The way to argue against Mr. Fukuyama, then, is not to point to current events, but to point out the moral and philosophical dangers of his definition of “reality.” To read him, you would never know that the greatest political thinkers of the postwar era, like Isaiah Berlin and Hannah Arendt, devoted themselves to attacking the dangerous idea that only what is “progressive” and “up-to-date” is really real. This way of thinking, invented by Hegel and popularized by Marx, is what allowed the totalitarians of the 20th century to annihilate millions of lives, on the grounds that such lives did not “really” matter, or even exist, on the scale of History. That is why postwar thinkers — and poets and novelists, too — have tried to remind us of the uniqueness of every life, the way each birth represents a wholly new beginning for humanity.

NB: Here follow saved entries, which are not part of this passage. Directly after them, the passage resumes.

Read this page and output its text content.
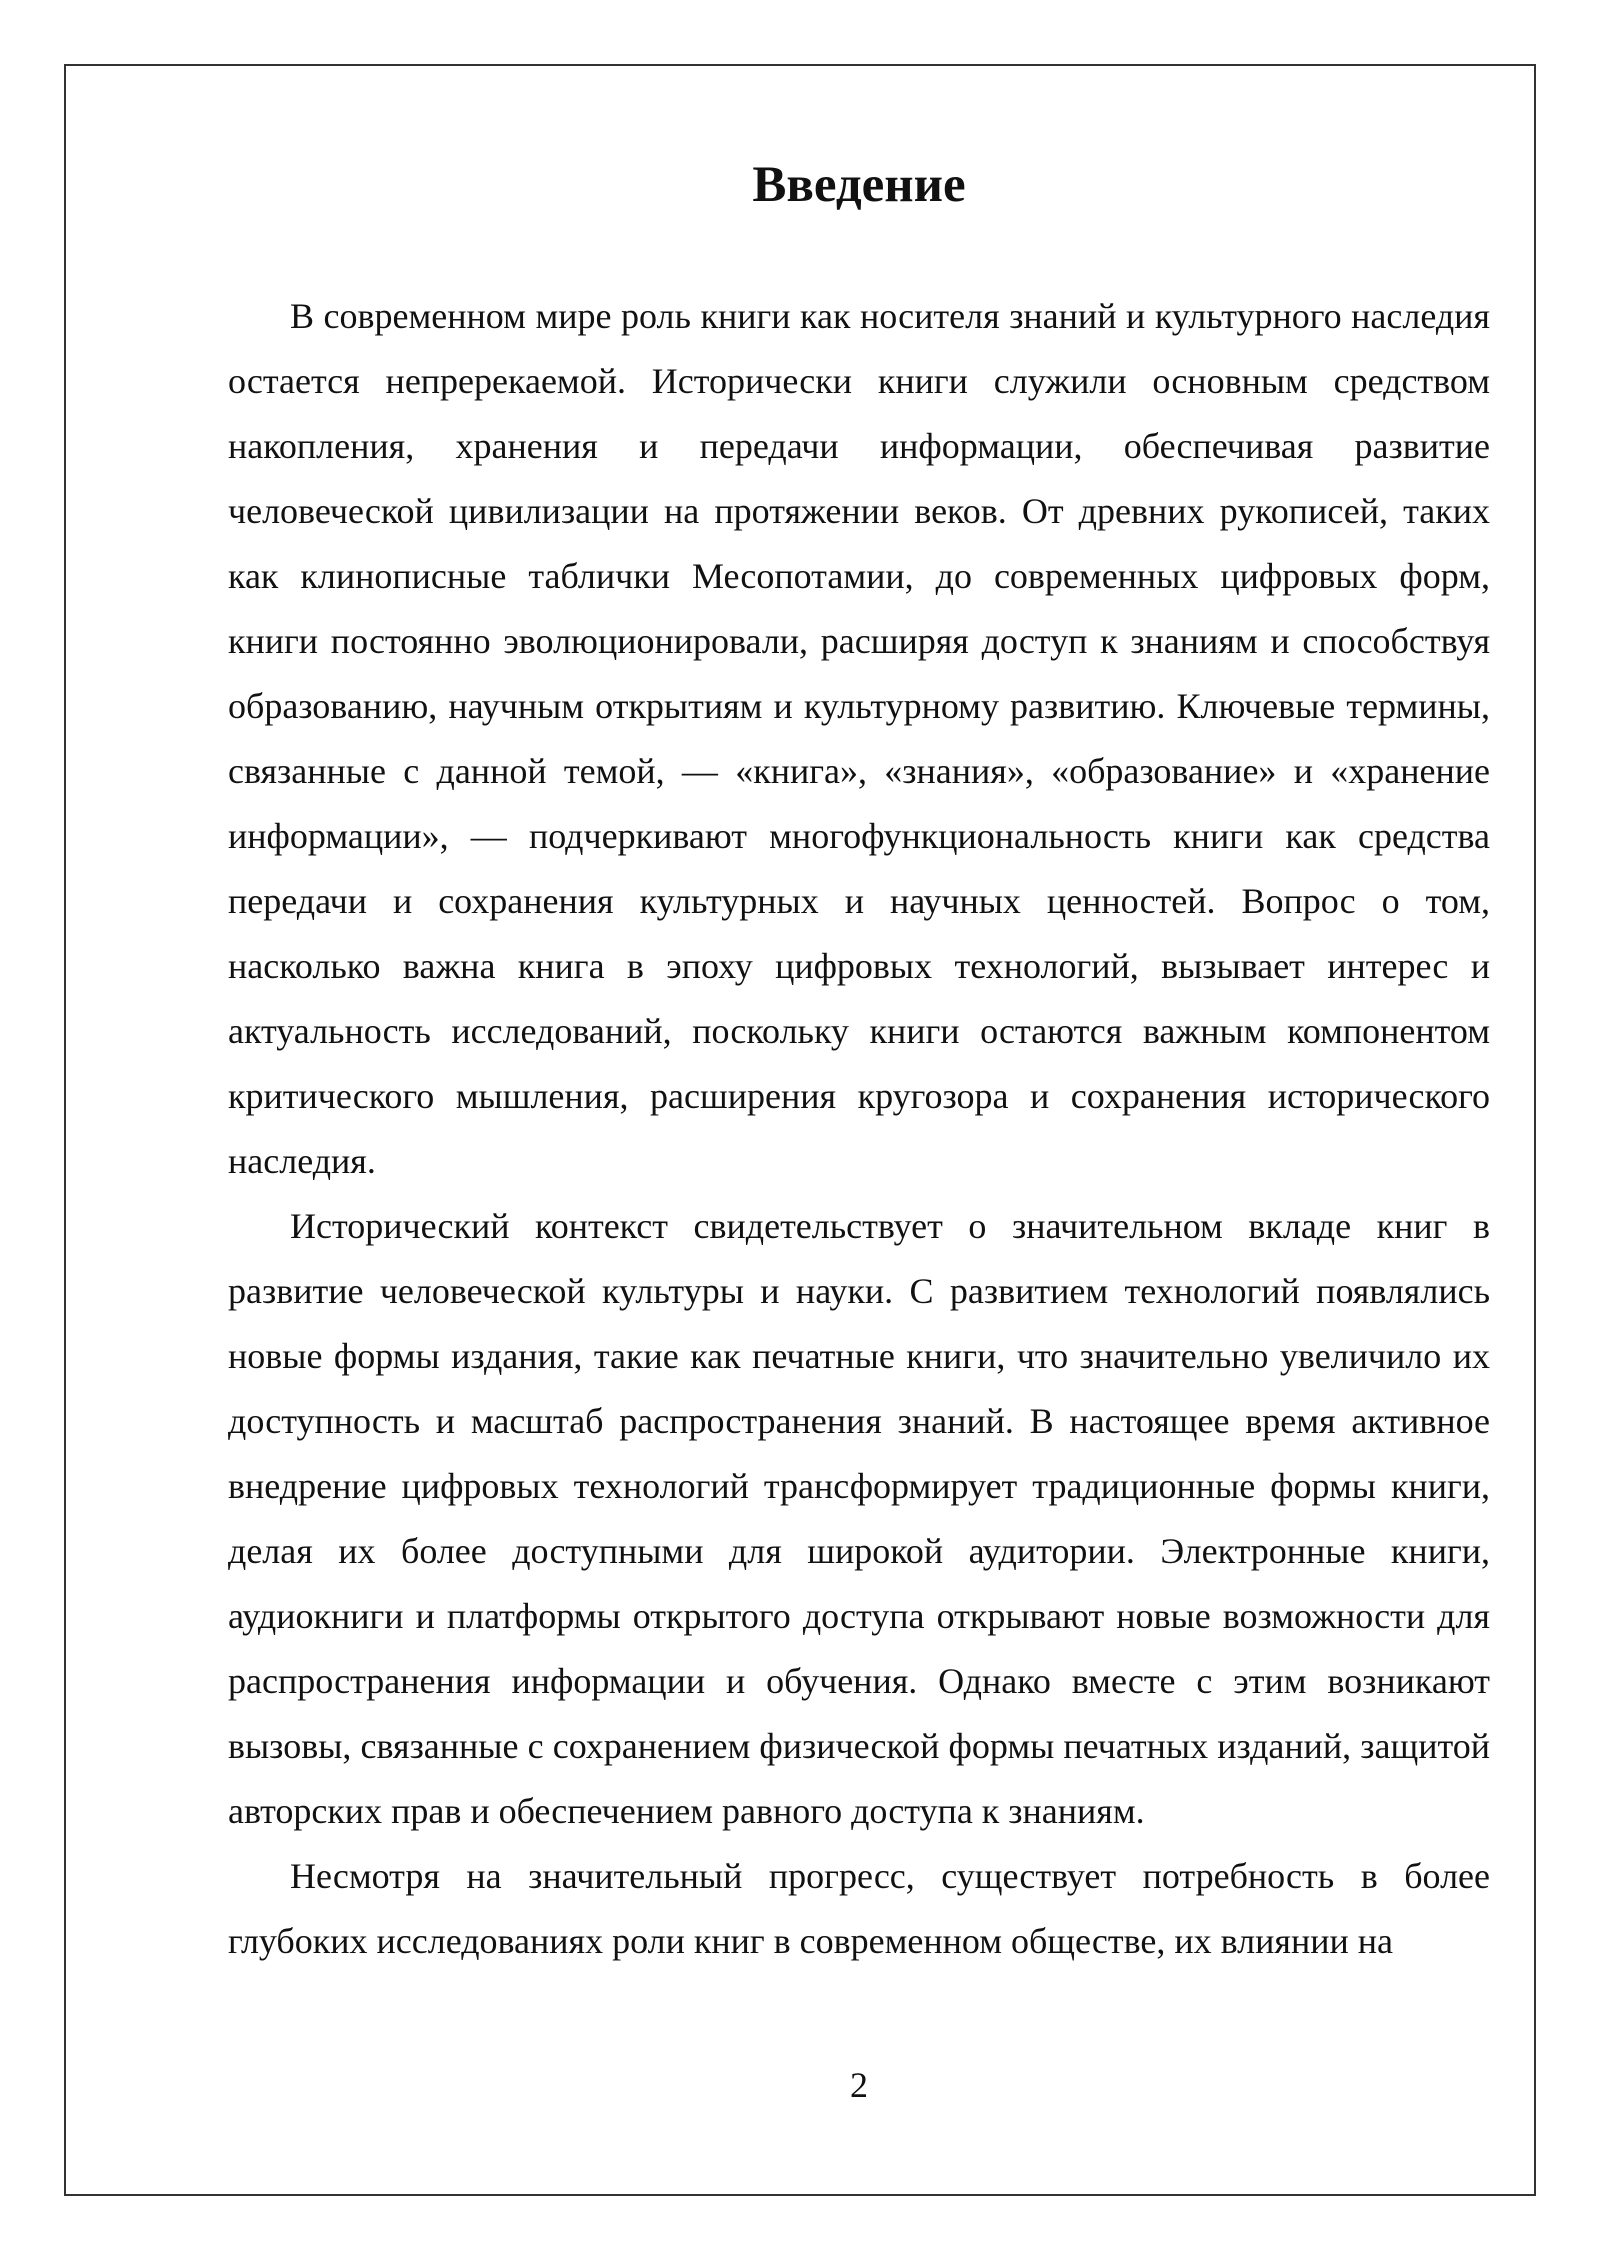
Введение

В современном мире роль книги как носителя знаний и культурного наследия остается непререкаемой. Исторически книги служили основным средством накопления, хранения и передачи информации, обеспечивая развитие человеческой цивилизации на протяжении веков. От древних рукописей, таких как клинописные таблички Месопотамии, до современных цифровых форм, книги постоянно эволюционировали, расширяя доступ к знаниям и способствуя образованию, научным открытиям и культурному развитию. Ключевые термины, связанные с данной темой, — «книга», «знания», «образование» и «хранение информации», — подчеркивают многофункциональность книги как средства передачи и сохранения культурных и научных ценностей. Вопрос о том, насколько важна книга в эпоху цифровых технологий, вызывает интерес и актуальность исследований, поскольку книги остаются важным компонентом критического мышления, расширения кругозора и сохранения исторического наследия.

Исторический контекст свидетельствует о значительном вкладе книг в развитие человеческой культуры и науки. С развитием технологий появлялись новые формы издания, такие как печатные книги, что значительно увеличило их доступность и масштаб распространения знаний. В настоящее время активное внедрение цифровых технологий трансформирует традиционные формы книги, делая их более доступными для широкой аудитории. Электронные книги, аудиокниги и платформы открытого доступа открывают новые возможности для распространения информации и обучения. Однако вместе с этим возникают вызовы, связанные с сохранением физической формы печатных изданий, защитой авторских прав и обеспечением равного доступа к знаниям.

Несмотря на значительный прогресс, существует потребность в более глубоких исследованиях роли книг в современном обществе, их влиянии на

2
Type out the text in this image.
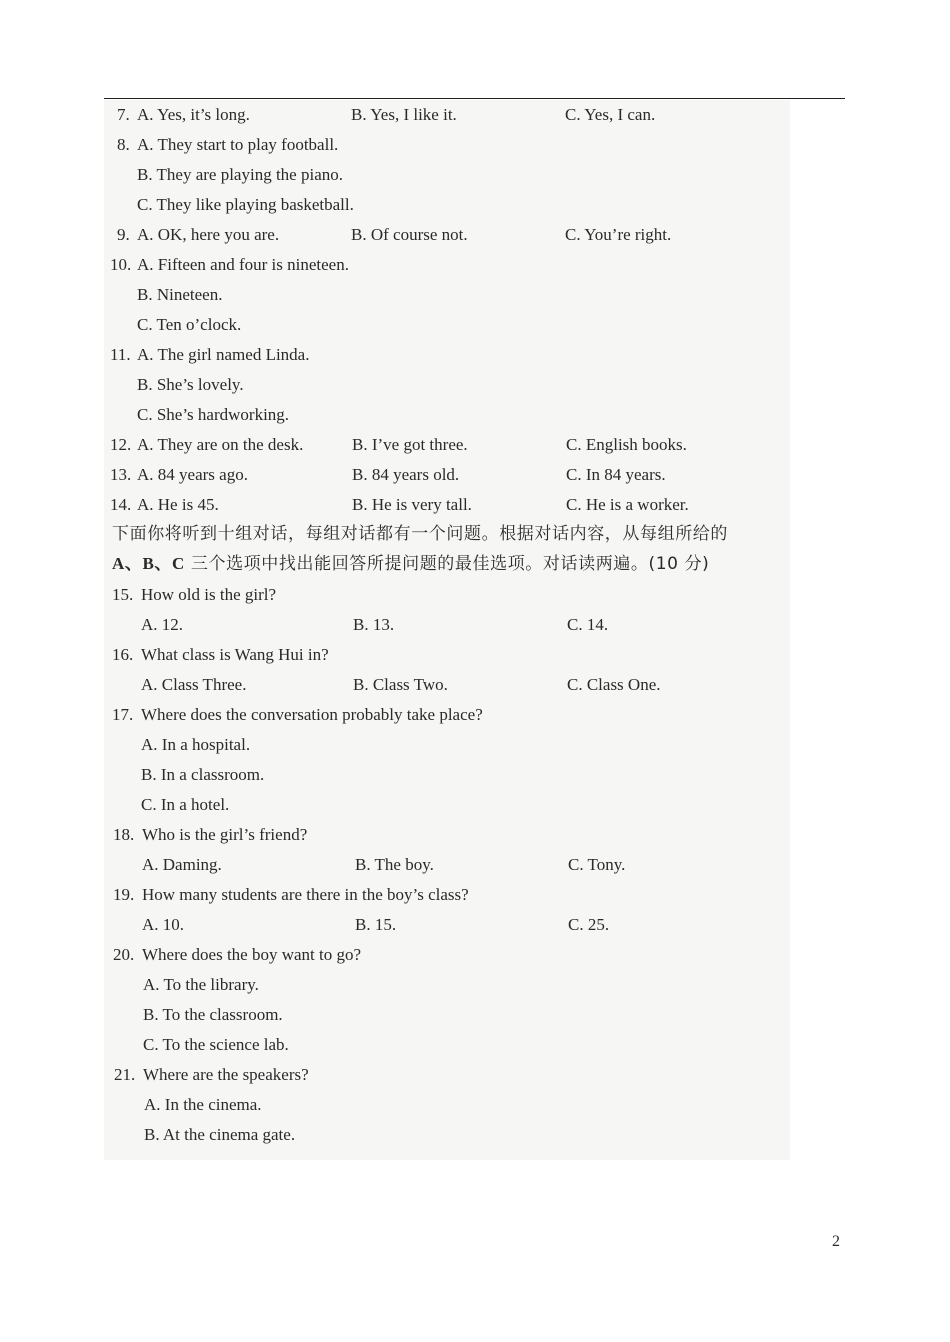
7. A. Yes, it’s long.	B. Yes, I like it.	C. Yes, I can.
8. A. They start to play football.
B. They are playing the piano.
C. They like playing basketball.
9. A. OK, here you are.	B. Of course not.	C. You’re right.
10. A. Fifteen and four is nineteen.
B. Nineteen.
C. Ten o’clock.
11. A. The girl named Linda.
B. She’s lovely.
C. She’s hardworking.
12. A. They are on the desk.	B. I’ve got three.	C. English books.
13. A. 84 years ago.	B. 84 years old.	C. In 84 years.
14. A. He is 45.	B. He is very tall.	C. He is a worker.
下面你将听到十组对话，每组对话都有一个问题。根据对话内容，从每组所给的
A、B、C 三个选项中找出能回答所提问题的最佳选项。对话读两遍。(10 分)
15. How old is the girl?
A. 12.	B. 13.	C. 14.
16. What class is Wang Hui in?
A. Class Three.	B. Class Two.	C. Class One.
17. Where does the conversation probably take place?
A. In a hospital.
B. In a classroom.
C. In a hotel.
18. Who is the girl’s friend?
A. Daming.	B. The boy.	C. Tony.
19. How many students are there in the boy’s class?
A. 10.	B. 15.	C. 25.
20. Where does the boy want to go?
A. To the library.
B. To the classroom.
C. To the science lab.
21. Where are the speakers?
A. In the cinema.
B. At the cinema gate.
2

Mr. Fukuyama is a defender of liberal democracy, but his method of thinking and arguing is a throwback to a dangerous Hegelian mindset. You can see this when he writes, in “The End of History,” that “the Universal Historian must be ready to discard even entire peoples and times as essentially pre- or non-historical, because they do not bear on the central ‘plot’ of his or her story.” His response to current world crises is the same: we should intellectually “discard” current challenges to democracy because they are “essentially non-historical.” The problem, as the 20th century should have taught us, is that once you start to discard people intellectually, the temptation arises to discard them literally. Only a liberalism that recognizes the sacredness of each individual life is worthy of the name.